West China Biomedical Big Data Center, West China Hospital/West China School of Medicine, Sichuan University, Chengdu 610064, China.
Tencent.com, Shenzhen 518054, China.
Comput Math Methods Med. 2020 Jan 7;2020:8740457. doi: 10.1155/2020/8740457. eCollection 2020.

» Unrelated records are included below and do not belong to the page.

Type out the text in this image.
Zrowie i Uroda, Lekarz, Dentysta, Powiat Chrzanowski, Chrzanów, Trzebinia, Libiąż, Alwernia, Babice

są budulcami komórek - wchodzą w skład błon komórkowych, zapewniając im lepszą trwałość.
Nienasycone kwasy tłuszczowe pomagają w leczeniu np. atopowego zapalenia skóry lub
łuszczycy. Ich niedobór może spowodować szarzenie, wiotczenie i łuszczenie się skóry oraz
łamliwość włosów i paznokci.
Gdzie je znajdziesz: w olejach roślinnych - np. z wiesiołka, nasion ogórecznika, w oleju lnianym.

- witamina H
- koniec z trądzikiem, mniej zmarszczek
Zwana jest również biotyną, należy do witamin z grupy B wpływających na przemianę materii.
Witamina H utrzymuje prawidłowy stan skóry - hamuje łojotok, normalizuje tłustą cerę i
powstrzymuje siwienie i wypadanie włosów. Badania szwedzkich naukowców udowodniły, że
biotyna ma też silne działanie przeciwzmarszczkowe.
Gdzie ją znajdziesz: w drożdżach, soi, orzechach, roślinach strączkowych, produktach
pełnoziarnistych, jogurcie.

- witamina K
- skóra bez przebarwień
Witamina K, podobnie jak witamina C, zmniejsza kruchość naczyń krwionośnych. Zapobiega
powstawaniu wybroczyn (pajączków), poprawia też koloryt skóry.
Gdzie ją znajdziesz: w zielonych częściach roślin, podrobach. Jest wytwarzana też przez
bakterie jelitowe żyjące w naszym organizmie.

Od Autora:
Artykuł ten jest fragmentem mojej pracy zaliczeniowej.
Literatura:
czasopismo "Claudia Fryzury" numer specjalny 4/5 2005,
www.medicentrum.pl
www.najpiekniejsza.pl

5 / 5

Hospital beds are a critical but limited resource shared between distinct classes of elective patients. Urgent elective patients are more sensitive to delays and should be treated immediately, whereas regular patients can wait for an extended time. Public hospitals in countries like China need to maximize their revenue and at the same time equitably allocate their limited bed capacity between distinct patient classes. Consequently, hospital bed managers are under great pressure to optimally allocate the available bed capacity to all classes of patients, particularly considering random patient arrivals and the length of patient stay. To address the difficulties, we propose data-driven stochastic optimization models that can directly utilize historical observations and feature data of capacity and demand. First, we propose a single-period model assuming known capacity; since it recovers and improves the current decision-making process, it may be deployed immediately. We develop a nonparametric kernel optimization method and demonstrate that an optimal allocation can be effectively obtained with one year's data. Next, we consider the dynamic transition of system state and extend the study to a multiperiod model that allows random capacity; this further brings in substantial improvement. Sensitivity analysis also offers interesting managerial insights. For example, it is optimal to allocate more beds to urgent patients on Mondays and Thursdays than on other weekdays; this is in sharp contrast to the current myopic practice.
医院床位是一种关键但有限的资源,在不同类别的择期患者之间共享。紧急择期患者对延迟更为敏感,应立即治疗,而常规患者可以等待更长时间。中国等国家的公立医院需要最大限度地提高收入,同时在不同的患者群体之间公平分配有限的床位容量。因此,医院床位管理者面临着为所有患者群体优化分配可用床位的巨大压力,特别是考虑到随机患者到达和患者住院时间的长度。为了解决这些困难,我们提出了数据驱动的随机优化模型,可以直接利用容量和需求的历史观测和特征数据。首先,我们提出了一个单期模型,假设已知容量;由于它恢复和改进了当前的决策过程,因此可以立即部署。我们开发了一种非参数核优化方法,并证明使用一年的数据可以有效地获得最佳分配。接下来,我们考虑系统状态的动态变化,并将研究扩展到允许随机容量的多期模型;这进一步带来了实质性的改进。敏感性分析也提供了有趣的管理见解。例如,在周一和周四为紧急患者分配更多床位比在其他工作日更优;这与当前的短视做法形成鲜明对比。